Le talent enchanteur d’Elsa Grether « Elsa Grether a fait l’unanimité » »A travers ce programme d’une rare intensité (…) l’artiste a montré toute l’étendue de son immense talent, sans jamais céder à la tentation de la virtuosité gratuite. Par la magie de son exceptionnelle musicalité et par son contact simple et chaleureux fait de gentillesse et simplicité, Elsa Grether a conquis le nombreux public présent. »

 Festival de Menton (Récital avec Ferenc Vizi) Nice Matin, 12 aout 2011 André Peyrègne

Festival: un refuge de valeurs sûres » …leur duo, on l’a entendu hier. Interprétation très inspirée de la sonate « Le Printemps » de Beethoven. Approche toute en finesse de celle de Ravel. Présentation pleine d’autorité du Tzigane du même Ravel. Ce duo a de beaux jours devant lui. »

 Festival « Concerts de Vollore » (Récital avec Eliane Reyes) (Œuvres de Dubois, Pierné, La Tombelle, Franck) La Montagne, 18 juillet 2011

Virtuosité et romantisme… »Le talent exceptionnel des interprètes, la sonorité somptueuse et la virtuosité du violon, le toucher subtil, la puissance et le brio du piano, ont enthousiasmé le public, fasciné par l’entente idéale et la sensibilité de ce duo au service d’oeuvres passionnantes. »

 Printemps des arts de Monte-Carlo, Nuit du violon, 2 avril 2011 :

L’Osservatore Romano (6 avril), Marcello Filotei : « Deux pièces du XXe siècle étaient au contraire confiées à la très jeune et très douée Elsa Grether, la Sonate n°3 d’Eugène Ysaÿe et Métal-Terre-Eau de Ton That Thiêt, compositeur vietnamien né en 1933, qui a écrit une série d’œuvres très évocatrices sur les cinq éléments.La jeune femme de Mulhouse parcourt le monde, accompagnée de son talent exceptionnel et d’un violon de Carlo Ferdinando Landolfi datant de 1746. Quelle déception de ne pas l’avoir écoutée dans la Partita n°I de Bach qu’elle a exécutée sur l’autre scène…»

 Printemps des Arts de Monte-Carlo, Nuit du violon du 2/04/2011 :

La Lettre du Musicien, C.Rochefort « Partita no.1 de Bach par la jeune Elsa Grether, élégante, intime… »

 Récital pour violon seul, Lorentzen DNA, 01.08.2011 M.-TH.D
Étincelante virtuosité ! Dans le cadre de la 50 e saison musicale de l’Ajam (Amis des jeunes artistes musiciens), la violoniste Elsa Grether a donné samedi un récital impressionnant à la salle Stengel.

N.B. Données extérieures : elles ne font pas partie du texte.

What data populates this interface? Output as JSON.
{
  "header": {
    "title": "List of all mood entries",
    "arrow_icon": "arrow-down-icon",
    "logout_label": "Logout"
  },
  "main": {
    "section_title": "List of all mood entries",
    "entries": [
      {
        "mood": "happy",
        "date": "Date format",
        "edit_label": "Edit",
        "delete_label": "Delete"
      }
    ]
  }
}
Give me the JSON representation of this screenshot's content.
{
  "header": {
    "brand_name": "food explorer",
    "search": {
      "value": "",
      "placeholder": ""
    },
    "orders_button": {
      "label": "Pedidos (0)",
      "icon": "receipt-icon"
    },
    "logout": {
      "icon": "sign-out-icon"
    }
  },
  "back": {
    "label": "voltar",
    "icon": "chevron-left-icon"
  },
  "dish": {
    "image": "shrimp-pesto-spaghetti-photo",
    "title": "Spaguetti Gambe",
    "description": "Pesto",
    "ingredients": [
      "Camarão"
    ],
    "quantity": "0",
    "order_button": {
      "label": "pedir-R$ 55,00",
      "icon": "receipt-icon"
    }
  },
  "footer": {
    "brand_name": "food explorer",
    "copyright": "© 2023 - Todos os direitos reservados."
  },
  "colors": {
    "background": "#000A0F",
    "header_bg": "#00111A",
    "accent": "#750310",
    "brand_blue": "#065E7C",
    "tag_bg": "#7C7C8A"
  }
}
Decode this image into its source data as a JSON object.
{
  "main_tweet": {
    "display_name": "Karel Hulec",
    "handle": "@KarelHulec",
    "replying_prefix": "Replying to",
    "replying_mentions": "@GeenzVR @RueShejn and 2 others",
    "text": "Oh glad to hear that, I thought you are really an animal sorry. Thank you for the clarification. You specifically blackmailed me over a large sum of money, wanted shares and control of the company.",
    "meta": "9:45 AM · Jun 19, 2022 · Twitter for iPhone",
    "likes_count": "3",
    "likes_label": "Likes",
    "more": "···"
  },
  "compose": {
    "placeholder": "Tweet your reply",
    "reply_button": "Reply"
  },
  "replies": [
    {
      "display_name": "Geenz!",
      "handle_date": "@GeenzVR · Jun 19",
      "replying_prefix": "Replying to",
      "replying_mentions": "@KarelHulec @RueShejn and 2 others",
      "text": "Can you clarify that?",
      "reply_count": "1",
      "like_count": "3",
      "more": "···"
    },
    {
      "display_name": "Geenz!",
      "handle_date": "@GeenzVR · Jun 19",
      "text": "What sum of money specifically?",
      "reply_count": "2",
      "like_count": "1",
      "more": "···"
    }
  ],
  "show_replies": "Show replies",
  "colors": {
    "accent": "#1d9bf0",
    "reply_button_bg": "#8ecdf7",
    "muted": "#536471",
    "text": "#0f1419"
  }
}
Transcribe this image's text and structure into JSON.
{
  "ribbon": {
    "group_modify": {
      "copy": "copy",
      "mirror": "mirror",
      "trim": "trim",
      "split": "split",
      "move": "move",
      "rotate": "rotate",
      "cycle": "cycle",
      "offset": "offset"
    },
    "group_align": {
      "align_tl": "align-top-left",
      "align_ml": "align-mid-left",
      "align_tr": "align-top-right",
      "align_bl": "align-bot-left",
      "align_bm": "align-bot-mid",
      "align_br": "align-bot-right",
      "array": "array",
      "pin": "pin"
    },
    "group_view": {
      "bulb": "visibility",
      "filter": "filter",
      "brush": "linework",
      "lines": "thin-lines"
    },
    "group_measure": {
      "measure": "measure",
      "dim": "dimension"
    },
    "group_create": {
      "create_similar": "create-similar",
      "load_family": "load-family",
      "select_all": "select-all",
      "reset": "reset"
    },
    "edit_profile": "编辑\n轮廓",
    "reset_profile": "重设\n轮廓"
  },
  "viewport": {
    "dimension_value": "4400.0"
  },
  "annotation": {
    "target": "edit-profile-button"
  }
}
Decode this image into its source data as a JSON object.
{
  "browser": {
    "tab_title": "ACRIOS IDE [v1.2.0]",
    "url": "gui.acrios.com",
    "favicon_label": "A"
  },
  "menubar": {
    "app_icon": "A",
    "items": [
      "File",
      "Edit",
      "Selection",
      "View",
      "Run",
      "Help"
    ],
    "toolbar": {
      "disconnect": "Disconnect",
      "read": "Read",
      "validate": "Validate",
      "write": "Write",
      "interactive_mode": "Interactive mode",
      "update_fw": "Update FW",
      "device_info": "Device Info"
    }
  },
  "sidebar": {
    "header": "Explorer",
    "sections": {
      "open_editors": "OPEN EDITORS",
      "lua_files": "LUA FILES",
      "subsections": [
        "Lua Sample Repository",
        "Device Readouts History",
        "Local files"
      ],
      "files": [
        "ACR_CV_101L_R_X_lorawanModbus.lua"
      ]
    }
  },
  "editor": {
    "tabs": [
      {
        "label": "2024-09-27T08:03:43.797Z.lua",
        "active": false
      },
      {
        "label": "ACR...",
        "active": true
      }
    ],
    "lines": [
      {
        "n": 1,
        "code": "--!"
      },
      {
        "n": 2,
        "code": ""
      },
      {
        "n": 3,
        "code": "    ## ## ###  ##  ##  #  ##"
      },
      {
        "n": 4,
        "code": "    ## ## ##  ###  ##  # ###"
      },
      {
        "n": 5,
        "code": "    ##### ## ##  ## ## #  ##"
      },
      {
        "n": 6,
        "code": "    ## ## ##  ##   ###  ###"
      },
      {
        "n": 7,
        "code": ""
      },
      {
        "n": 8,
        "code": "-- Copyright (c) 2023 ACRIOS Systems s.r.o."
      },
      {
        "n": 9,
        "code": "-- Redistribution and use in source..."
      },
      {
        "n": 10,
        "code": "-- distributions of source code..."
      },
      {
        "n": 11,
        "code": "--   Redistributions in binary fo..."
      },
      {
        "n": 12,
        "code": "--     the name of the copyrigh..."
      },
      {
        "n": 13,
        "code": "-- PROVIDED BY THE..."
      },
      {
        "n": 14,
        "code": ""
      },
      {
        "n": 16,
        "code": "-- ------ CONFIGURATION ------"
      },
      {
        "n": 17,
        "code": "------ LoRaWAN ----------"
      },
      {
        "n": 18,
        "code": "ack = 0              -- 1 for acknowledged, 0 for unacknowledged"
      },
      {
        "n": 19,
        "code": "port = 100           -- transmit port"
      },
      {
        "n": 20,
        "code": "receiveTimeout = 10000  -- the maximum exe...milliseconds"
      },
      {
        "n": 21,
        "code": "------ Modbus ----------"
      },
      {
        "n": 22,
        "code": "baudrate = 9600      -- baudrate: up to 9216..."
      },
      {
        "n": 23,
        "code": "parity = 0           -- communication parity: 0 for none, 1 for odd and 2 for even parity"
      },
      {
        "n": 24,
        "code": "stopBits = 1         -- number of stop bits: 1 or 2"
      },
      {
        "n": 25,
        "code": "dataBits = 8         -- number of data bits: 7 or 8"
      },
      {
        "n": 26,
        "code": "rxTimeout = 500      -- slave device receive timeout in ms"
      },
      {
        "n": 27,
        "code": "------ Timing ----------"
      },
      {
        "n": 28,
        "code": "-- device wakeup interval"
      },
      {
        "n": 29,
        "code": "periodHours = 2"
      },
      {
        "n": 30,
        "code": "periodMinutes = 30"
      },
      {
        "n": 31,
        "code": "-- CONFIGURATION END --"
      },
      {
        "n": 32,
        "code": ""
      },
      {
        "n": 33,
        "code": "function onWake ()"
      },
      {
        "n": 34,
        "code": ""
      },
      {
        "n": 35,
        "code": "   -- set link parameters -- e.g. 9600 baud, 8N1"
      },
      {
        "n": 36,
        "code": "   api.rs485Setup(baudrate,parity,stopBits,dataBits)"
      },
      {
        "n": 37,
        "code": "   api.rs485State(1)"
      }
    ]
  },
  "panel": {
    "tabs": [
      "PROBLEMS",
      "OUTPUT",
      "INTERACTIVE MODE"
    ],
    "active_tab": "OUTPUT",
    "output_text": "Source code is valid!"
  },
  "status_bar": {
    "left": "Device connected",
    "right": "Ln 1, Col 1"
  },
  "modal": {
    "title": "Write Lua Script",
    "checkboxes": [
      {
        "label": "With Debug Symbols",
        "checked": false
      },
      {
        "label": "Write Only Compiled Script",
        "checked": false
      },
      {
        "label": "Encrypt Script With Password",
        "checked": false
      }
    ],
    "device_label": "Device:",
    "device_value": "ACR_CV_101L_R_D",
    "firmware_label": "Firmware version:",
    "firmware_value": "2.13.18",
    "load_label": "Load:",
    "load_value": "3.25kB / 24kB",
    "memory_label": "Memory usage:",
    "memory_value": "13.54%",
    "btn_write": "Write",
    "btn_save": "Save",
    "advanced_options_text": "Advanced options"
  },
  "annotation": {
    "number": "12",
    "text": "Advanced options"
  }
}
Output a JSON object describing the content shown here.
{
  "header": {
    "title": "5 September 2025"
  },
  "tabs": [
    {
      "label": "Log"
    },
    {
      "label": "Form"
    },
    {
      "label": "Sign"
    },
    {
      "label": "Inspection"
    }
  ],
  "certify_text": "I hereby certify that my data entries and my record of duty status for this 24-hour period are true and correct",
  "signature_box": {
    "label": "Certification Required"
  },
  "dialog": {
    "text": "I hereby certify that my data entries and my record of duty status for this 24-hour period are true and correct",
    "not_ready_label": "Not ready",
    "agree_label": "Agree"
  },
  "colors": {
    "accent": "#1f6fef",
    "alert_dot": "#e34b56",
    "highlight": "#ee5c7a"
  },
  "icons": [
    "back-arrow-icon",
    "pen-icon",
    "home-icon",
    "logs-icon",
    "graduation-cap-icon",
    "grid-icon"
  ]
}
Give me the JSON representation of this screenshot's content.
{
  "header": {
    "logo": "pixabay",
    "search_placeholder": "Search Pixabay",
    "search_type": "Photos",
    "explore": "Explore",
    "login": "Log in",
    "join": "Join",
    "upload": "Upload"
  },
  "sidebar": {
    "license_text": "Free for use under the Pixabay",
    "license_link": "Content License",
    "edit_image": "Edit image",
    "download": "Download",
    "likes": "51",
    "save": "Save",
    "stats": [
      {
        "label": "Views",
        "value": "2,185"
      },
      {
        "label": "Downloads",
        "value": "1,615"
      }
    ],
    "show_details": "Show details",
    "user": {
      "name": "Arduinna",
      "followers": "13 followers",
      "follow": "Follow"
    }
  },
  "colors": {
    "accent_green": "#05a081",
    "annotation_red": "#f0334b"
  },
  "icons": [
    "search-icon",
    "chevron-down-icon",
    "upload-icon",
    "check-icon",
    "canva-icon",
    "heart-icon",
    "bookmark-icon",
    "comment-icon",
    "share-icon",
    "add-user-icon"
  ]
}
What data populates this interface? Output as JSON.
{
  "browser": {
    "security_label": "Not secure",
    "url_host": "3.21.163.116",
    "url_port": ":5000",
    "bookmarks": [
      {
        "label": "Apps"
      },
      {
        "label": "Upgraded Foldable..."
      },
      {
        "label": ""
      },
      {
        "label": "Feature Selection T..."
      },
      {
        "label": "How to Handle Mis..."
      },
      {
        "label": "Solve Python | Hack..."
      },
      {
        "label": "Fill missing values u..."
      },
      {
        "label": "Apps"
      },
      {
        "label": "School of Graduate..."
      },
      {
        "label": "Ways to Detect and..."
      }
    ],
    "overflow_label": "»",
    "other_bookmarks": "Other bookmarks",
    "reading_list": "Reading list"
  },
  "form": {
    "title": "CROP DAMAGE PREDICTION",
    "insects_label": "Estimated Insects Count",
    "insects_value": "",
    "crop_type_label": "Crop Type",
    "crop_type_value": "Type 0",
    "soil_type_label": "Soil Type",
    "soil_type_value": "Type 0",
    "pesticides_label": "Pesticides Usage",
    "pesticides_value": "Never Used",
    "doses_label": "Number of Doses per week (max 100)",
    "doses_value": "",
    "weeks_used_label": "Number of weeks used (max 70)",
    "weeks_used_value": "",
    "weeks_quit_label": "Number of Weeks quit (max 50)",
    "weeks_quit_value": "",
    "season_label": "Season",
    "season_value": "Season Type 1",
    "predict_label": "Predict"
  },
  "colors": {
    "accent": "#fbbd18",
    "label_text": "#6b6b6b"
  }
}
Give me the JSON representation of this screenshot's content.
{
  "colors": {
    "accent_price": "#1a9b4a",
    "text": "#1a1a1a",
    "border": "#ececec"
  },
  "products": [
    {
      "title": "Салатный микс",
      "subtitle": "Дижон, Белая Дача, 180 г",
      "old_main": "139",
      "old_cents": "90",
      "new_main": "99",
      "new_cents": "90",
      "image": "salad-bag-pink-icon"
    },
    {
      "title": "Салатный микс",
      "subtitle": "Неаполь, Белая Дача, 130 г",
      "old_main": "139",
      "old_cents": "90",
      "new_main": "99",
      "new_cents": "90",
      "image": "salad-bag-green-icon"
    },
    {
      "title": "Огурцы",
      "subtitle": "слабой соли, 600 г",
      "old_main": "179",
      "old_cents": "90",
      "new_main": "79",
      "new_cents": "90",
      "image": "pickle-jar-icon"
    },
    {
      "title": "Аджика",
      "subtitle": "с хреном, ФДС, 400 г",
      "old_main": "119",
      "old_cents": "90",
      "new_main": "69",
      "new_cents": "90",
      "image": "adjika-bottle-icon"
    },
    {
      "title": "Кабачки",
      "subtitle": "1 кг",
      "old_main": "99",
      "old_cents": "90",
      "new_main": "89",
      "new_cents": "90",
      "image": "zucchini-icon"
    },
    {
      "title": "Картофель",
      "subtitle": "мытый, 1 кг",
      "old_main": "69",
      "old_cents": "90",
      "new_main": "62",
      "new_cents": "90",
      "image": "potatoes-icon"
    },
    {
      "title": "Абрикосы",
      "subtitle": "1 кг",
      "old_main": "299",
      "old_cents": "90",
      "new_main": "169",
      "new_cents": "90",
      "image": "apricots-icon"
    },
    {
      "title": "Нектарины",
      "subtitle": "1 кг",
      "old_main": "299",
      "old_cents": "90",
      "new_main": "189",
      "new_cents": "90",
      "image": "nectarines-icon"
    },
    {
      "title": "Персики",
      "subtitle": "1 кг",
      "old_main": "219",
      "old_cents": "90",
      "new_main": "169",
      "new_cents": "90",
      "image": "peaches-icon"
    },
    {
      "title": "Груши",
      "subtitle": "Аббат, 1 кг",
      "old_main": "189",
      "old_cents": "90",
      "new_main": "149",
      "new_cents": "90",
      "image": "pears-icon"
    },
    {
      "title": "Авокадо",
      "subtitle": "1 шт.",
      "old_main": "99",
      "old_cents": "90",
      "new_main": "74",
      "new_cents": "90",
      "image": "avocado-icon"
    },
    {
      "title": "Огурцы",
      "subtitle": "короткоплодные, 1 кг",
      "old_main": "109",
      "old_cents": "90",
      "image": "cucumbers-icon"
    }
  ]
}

À Lorentzen, Elsa Grether était invitée par la communauté de communes d’Alsace Bossue. Dans son répertoire éclectique, l’artiste fait côtoyer des extraits d’œuvres classiques et des compositions contemporaines. Jouant avec aisance et fluidité la Chaconne de Johann Sébastian Bach, extraite de la Partita n°2 en ré mineur, elle parvient à exprimer l’âme de la partition avec une grande sensibilité. L’interprétation toute en nuances résulte de l’alchimie de la technique et d’une belle expression artistique.

En attaquant Métal-Terre-Eau du Vietnamien Tôn-That Tiet, Elsa Grether déploie un jeu parfaitement maîtrisé. Dans une éblouissante virtuosité, elle alterne harmonisation, silence et entre-chocs sonores. Les notes mettent en lumière la densité musicale de l’œuvre.

Pour violon seul 
Avec la Sonate-monologue pour violon seul du compositeur arménien Aram Khatchaturian, elle traduit parfaitement l’intensité des sonorités, des rythmes et des harmonies colorées de la pièce.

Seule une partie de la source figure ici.